9. Conclusion, wherein they basically just summarize the important bits from the previous chapters in bullet form. It's better organized than most of the chapters, and doesn't have the same problem with redundancy.

Do I recommend this book? Meh. Sure, I learned some stuff, but I would have learned just as much in half the time if I'd just looked into it online. If you're going to be stuck on a plane and don't want to pay for internet and have a passing interest in smell, it may be worth checking out. There are probably newer books that have come out that include more recent research (I'm sure there's been stuff in the past 15 years), and your best bet would probably be to look for those. This one happened to be reviewed on Now Smell This and available at the university library, but I have to say, it makes me miss my dense journal articles. Perhaps if you don't share my bias against evolutionary psychology, you'll enjoy the book more, but I absolutely loathe that line of argument (because it leads to so many ridiculous claims about human behavior).

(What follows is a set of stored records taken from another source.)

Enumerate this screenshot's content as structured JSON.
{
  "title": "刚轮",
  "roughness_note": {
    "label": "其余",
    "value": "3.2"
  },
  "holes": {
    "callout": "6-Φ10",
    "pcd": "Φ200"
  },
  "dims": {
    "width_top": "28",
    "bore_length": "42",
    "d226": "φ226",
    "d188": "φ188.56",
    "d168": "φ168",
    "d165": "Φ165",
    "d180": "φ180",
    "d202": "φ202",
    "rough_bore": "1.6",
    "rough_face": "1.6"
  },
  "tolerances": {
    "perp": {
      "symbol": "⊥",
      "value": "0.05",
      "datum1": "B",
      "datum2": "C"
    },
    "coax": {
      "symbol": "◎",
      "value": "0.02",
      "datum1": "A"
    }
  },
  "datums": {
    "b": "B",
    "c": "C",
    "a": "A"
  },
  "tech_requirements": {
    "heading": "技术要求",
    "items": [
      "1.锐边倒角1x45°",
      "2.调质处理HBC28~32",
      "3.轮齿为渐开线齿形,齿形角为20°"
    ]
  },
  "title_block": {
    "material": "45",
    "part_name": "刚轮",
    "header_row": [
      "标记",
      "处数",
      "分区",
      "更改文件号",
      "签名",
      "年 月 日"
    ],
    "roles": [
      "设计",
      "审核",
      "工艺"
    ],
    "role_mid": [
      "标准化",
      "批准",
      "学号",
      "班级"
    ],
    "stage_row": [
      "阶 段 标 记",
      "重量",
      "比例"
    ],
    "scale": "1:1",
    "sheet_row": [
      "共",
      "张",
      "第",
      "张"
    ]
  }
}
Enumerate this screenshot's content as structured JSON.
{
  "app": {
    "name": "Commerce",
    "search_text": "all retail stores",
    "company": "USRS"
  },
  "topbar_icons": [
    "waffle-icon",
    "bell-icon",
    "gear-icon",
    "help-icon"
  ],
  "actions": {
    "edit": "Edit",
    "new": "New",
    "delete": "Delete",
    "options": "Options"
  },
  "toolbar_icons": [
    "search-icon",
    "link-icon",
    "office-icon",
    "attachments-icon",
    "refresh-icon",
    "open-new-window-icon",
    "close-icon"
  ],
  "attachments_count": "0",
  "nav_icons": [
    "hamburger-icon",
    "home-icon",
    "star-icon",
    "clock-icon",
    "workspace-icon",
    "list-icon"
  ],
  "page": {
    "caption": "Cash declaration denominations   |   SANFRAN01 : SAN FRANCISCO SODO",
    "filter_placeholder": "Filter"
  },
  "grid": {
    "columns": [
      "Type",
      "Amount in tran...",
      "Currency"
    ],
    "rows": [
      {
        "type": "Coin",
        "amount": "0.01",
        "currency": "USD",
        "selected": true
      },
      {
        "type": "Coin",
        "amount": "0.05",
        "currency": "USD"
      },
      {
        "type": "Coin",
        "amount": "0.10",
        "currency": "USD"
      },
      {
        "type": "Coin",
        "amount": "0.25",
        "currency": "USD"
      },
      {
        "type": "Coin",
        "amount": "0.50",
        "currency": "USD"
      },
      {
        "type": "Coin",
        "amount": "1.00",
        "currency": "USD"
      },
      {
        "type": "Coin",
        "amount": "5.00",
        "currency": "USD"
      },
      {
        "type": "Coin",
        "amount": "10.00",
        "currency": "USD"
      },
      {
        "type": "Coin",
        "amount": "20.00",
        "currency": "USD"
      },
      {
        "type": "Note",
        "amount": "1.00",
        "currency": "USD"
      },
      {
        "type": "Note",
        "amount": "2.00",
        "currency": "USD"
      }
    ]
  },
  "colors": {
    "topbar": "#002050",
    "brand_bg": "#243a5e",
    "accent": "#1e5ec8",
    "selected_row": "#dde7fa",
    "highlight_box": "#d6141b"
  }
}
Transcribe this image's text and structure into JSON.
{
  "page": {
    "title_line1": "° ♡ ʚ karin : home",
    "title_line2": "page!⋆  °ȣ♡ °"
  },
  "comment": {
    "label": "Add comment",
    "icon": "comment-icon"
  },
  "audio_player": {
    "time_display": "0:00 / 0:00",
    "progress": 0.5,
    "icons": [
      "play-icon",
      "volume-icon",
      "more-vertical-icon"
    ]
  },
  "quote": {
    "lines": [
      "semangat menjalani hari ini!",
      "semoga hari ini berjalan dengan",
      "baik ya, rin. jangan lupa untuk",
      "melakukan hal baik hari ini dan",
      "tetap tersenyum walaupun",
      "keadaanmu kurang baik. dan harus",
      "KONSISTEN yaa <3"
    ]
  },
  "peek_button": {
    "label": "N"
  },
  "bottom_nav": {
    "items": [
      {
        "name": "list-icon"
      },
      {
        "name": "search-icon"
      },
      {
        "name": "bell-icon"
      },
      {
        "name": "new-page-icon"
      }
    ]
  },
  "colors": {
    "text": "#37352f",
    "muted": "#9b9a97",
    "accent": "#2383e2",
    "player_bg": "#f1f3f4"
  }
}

Anyways. It was a decent way to pass a few airplane hours, and it led to this (holy shit way too long) blog post, so I guess it's not a total loss.

Have you read Scent: The Secret Seducer? Have you found yourself wishing for more vigorously researched books? Do you find book reviews to be helpful at all? (In general, not this one in particular, since honestly I doubt anyone will find it that helpful. Sorry, guys, for so often going off on ranty tangents.)